Juillet 2021
Read MoreSonges d'un Soir d’Été
Quand j'étais petite – et même moins petite, en âge – j'habitais en Alsace. Un plat pays où se devinaient à l'horizon, les jours généreux, les lignes bleues des Vosges et de la Forêt Noire. Les vacances marquaient des césures dans l'univers citadin saturé d'occupations, des parenthèses campagnardes chez mes grands-parents. Quand venait l'été, c'était le grand départ, le départ vers les Montagnes. Une escale dans les premières collines du Jura, quelques anniversaires familiaux, ... et voilà qu'un beau jour, dans une Clio bleue bourrée jusqu'aux fenêtres, le coffre rempli par la grosse tente igloo, quelques cassettes audio préparées pour la route, on s'exilait vers le Sud. La météo dictait nos destinations.
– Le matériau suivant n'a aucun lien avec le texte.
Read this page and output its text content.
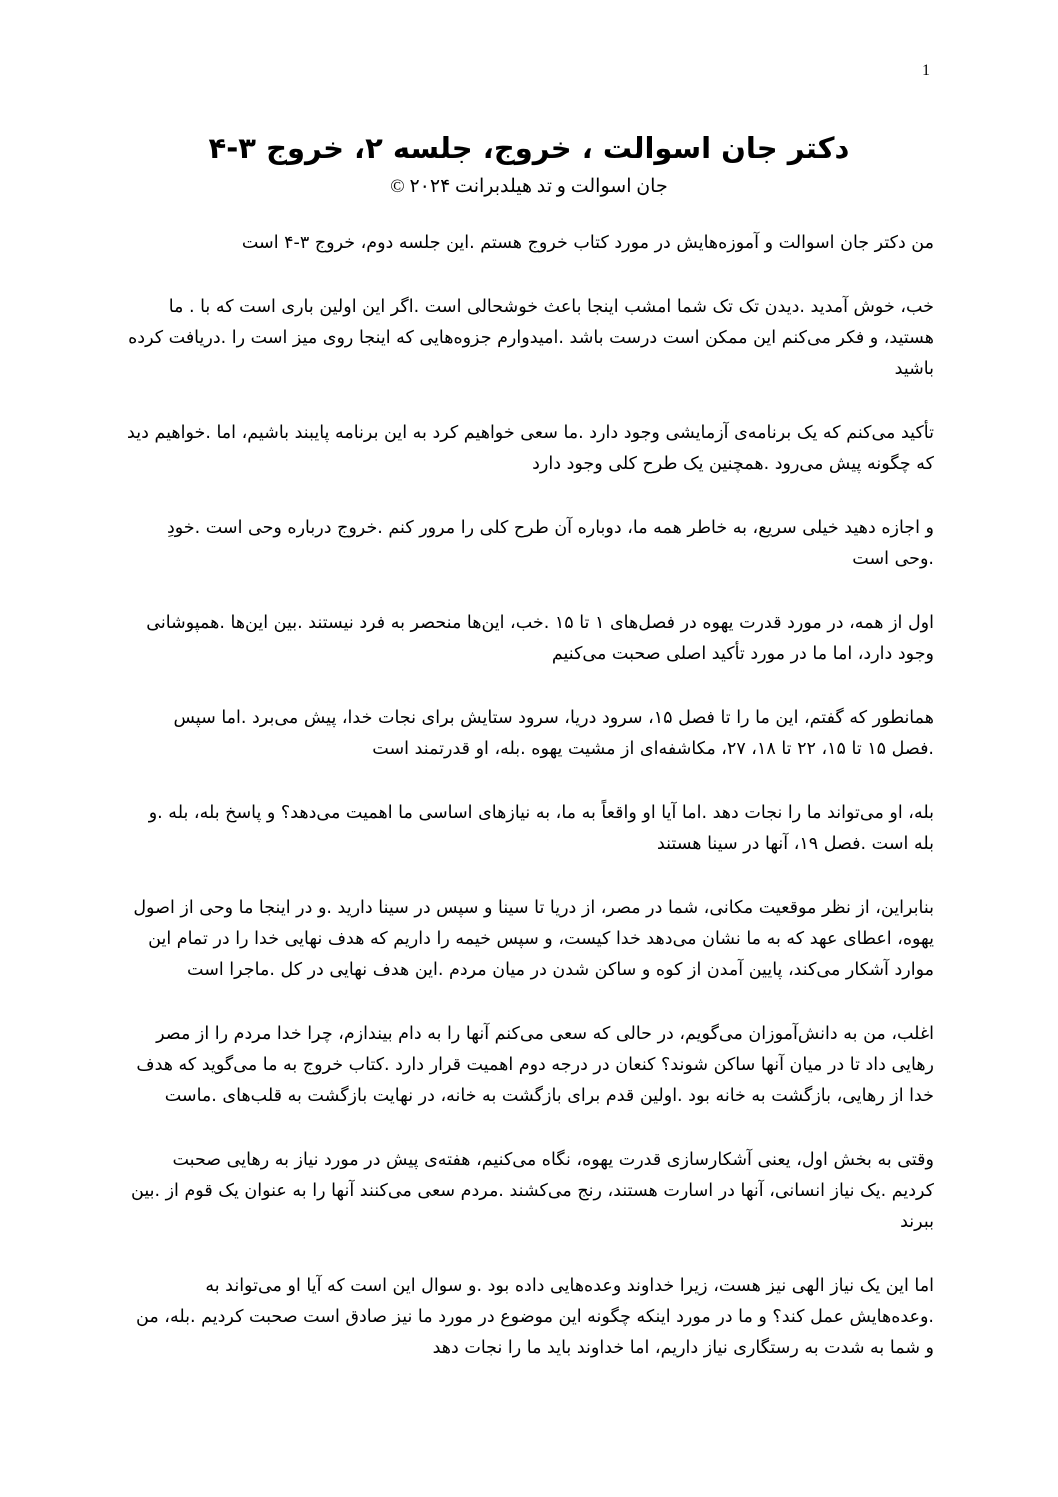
1
دکتر جان اسوالت ، خروج، جلسه ۲، خروج ۳-۴
جان اسوالت و تد هیلدبرانت ۲۰۲۴ ©

من دکتر جان اسوالت و آموزه‌هایش در مورد کتاب خروج هستم .این جلسه دوم، خروج ۳-۴ است

خب، خوش آمدید .دیدن تک تک شما امشب اینجا باعث خوشحالی است .اگر این اولین باری است که با . ما هستید، و فکر می‌کنم این ممکن است درست باشد .امیدوارم جزوه‌هایی که اینجا روی میز است را .دریافت کرده باشید

تأکید می‌کنم که یک برنامه‌ی آزمایشی وجود دارد .ما سعی خواهیم کرد به این برنامه پایبند باشیم، اما .خواهیم دید که چگونه پیش می‌رود .همچنین یک طرح کلی وجود دارد

و اجازه دهید خیلی سریع، به خاطر همه ما، دوباره آن طرح کلی را مرور کنم .خروج درباره وحی است .خودِ .وحی است

اول از همه، در مورد قدرت یهوه در فصل‌های ۱ تا ۱۵ .خب، این‌ها منحصر به فرد نیستند .بین این‌ها .همپوشانی وجود دارد، اما ما در مورد تأکید اصلی صحبت می‌کنیم

همانطور که گفتم، این ما را تا فصل ۱۵، سرود دریا، سرود ستایش برای نجات خدا، پیش می‌برد .اما سپس .فصل ۱۵ تا ۱۵، ۲۲ تا ۱۸، ۲۷، مکاشفه‌ای از مشیت یهوه .بله، او قدرتمند است

بله، او می‌تواند ما را نجات دهد .اما آیا او واقعاً به ما، به نیازهای اساسی ما اهمیت می‌دهد؟ و پاسخ بله، بله .و بله است .فصل ۱۹، آنها در سینا هستند

بنابراین، از نظر موقعیت مکانی، شما در مصر، از دریا تا سینا و سپس در سینا دارید .و در اینجا ما وحی از اصول یهوه، اعطای عهد که به ما نشان می‌دهد خدا کیست، و سپس خیمه را داریم که هدف نهایی خدا را در تمام این موارد آشکار می‌کند، پایین آمدن از کوه و ساکن شدن در میان مردم .این هدف نهایی در کل .ماجرا است

اغلب، من به دانش‌آموزان می‌گویم، در حالی که سعی می‌کنم آنها را به دام بیندازم، چرا خدا مردم را از مصر رهایی داد تا در میان آنها ساکن شوند؟ کنعان در درجه دوم اهمیت قرار دارد .کتاب خروج به ما می‌گوید که هدف خدا از رهایی، بازگشت به خانه بود .اولین قدم برای بازگشت به خانه، در نهایت بازگشت به قلب‌های .ماست

وقتی به بخش اول، یعنی آشکارسازی قدرت یهوه، نگاه می‌کنیم، هفته‌ی پیش در مورد نیاز به رهایی صحبت کردیم .یک نیاز انسانی، آنها در اسارت هستند، رنج می‌کشند .مردم سعی می‌کنند آنها را به عنوان یک قوم از .بین ببرند

اما این یک نیاز الهی نیز هست، زیرا خداوند وعده‌هایی داده بود .و سوال این است که آیا او می‌تواند به .وعده‌هایش عمل کند؟ و ما در مورد اینکه چگونه این موضوع در مورد ما نیز صادق است صحبت کردیم .بله، من و شما به شدت به رستگاری نیاز داریم، اما خداوند باید ما را نجات دهد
Souvent, nous commencions par Chamonix, avant de descendre en Oisans puis à Vallouise en quête de temps clément.
Me revoilà aujourd'hui sur cette route des vacances. Je n'ai aucun souvenir qu'à l'époque nous passions par Grenoble, mais toujours l'enfilade austère qui suit se refait familière. Il y a cette ville terne, puis ce fond de ravin oppressant. En contrebas, de larges bâtisses à l'abandon, bétonnées, grisâtres. L'on longe ce bâtiment patibulaire et biscornu où des films ont été tournés. Arrive un gros rocher au profil de visage pétrifié, agrémenté de son panneau "tête de Louis XVI".
La vallée étriquée en rejoint une autre, un peu moins encaissée. Des mille-feuilles de strates tordues rongées de sapins noirs jaillissent sur les côtés. La route file tout droit vers Bourg-d'Oisans. Il y a toujours cette petite place où des trampolines étaient montés et où rebondissaient des enfants excités. Le resto-bar avec les magasins de grigris juste en face. Les affichages indiquant le musée aux cristaux et la Maison du Parc. Ce parc où nous mangions parfois une pizza le soir en regardant le crépuscule. J'imagine le glacier dans la rue pavée, celui où nous prenions toujours nos cornets aux boules colorées en revenant de rando. Et l'office du tourisme, au bord du torrent, avec sa feuille A4 indiquant la météo. Là-haut, à La Garde, au bord du vide, la maison du camping où nous dormions. Plus haut encore, la station de l'Alpe d'Huez. Gamine, la nuit, ses lumières me semblaient si hautes que je les imaginais suspendues dans le ciel.
Puis c'est la montée vers le Chambon et son barrage – et ses éboulements. La Meije est toujours aussi majestueuse, enclose de ses glaciers hérissés de pics et croulants de séracs. Des vallonnements herbeux s'accaparent les pentes charbonnées d'ardoises, ébouriffées de parcelles de forêts. Au loin, tout en bas, les eaux tumultueuses grondent, érodant leurs rives, comme pour s'échapper. Le Râteau rougit aux dernières lueurs, puis c'est au tour du ciel.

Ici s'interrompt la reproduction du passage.